Brent crude LCOc1 futures fell 40 cents, or 0.7%, to
$35.77 by 0009 GMT, after falling 1.8% on Tuesday. U.S. West
Texas Intermediate (WTI) crude futures CLc1 were down 49
cents, or 1.2%, at $33.95 a barrel, having risen 3.3% the
previous session.
The Organization of the Petroleum Exporting Countries and
producers including Russia, a grouping referred to as OPEC+, are
cutting their output by almost 10 million barrels per day in
May-June to buttress prices as the coronavirus pandemic
quarantines have slashed fuel demand.
In the United States, where some states are opening up after
lockdowns, optimism about demand recovering has supported
sentiment, but the recovery is fragile, analysts caution as the
Memorial Day holiday just passed in the United States typically
heralds the start of the peak demand season.

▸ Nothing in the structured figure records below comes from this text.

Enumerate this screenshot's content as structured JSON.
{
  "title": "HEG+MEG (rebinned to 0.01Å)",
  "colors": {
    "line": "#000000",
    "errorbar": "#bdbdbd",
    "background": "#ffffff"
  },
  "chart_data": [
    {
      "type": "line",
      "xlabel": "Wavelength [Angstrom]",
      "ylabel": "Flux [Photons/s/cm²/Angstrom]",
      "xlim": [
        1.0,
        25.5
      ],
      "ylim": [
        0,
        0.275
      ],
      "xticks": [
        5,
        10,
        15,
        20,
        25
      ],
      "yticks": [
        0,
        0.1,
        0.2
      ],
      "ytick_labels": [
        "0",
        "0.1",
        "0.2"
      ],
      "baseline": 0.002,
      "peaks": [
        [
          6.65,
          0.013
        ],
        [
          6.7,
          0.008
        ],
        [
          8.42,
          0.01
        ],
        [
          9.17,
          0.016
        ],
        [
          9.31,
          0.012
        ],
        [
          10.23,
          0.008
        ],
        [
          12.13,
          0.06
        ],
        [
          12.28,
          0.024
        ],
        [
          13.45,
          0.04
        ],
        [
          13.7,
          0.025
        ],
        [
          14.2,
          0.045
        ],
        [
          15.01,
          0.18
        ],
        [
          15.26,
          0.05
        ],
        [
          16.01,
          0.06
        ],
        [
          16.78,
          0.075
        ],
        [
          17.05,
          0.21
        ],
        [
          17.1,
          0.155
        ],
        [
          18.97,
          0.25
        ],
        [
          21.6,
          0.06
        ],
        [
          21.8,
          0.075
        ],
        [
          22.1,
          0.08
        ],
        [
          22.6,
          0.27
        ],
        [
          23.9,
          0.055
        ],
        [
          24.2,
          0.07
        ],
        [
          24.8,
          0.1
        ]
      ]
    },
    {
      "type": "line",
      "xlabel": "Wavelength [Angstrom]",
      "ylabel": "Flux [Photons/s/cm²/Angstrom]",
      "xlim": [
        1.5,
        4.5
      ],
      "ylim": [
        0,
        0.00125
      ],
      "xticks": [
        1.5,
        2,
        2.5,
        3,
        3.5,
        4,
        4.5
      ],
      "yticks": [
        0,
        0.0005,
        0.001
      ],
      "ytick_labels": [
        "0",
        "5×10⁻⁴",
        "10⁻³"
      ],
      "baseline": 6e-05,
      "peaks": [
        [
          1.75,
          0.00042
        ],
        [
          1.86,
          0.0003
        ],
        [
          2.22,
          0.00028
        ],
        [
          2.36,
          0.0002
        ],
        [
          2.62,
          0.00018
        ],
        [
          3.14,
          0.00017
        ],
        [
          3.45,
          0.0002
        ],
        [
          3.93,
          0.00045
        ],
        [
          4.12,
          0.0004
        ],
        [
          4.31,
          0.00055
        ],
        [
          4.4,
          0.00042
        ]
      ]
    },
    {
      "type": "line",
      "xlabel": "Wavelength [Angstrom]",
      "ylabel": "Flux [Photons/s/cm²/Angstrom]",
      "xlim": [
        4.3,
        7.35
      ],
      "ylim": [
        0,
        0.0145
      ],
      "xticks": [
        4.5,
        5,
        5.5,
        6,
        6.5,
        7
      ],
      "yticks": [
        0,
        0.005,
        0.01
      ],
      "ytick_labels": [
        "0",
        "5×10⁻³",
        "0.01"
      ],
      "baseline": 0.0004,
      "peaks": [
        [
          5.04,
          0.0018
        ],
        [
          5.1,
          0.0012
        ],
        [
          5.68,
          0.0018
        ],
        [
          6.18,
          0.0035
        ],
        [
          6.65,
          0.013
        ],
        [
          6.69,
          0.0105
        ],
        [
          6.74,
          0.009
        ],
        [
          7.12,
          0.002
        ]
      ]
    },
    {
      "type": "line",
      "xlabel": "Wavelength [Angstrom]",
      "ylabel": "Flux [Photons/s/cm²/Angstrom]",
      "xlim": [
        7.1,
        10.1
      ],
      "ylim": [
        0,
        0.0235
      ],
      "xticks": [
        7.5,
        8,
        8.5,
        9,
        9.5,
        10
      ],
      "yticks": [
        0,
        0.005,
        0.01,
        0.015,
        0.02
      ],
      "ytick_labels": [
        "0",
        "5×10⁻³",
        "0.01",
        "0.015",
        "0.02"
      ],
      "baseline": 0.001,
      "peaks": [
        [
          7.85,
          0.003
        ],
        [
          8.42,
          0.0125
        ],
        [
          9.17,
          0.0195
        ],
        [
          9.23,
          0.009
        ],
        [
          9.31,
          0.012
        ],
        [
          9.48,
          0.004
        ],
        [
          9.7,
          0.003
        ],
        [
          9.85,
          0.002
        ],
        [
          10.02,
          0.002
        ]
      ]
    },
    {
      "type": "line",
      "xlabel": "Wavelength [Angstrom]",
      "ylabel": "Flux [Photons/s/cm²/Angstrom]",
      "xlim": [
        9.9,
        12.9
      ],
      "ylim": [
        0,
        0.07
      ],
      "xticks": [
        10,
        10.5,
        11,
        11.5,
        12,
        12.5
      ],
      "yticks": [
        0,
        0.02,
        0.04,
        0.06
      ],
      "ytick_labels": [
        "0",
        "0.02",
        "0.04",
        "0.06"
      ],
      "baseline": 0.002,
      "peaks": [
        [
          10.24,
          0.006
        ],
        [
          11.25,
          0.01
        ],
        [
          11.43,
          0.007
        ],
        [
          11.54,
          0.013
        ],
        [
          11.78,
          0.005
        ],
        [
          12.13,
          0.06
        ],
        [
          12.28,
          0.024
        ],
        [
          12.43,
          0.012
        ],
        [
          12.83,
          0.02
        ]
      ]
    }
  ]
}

"Early estimates suggest gasoline demand is down by as much
as 30% from last year as people stay close to home," ANZ
Research said in a note.
Still as U.S. demand picks up, however slowly, there are
signs that inventories are falling. U.S. crude inventories are
forecast to have fallen for a third week last week, according a
Reuters poll of analysts. EIA/S
Prices were also under press after U.S. President Donald
Trump's economic adviser, Larry Kudlow, said China was making "a
big mistake" with national security legislation on Hong Kong.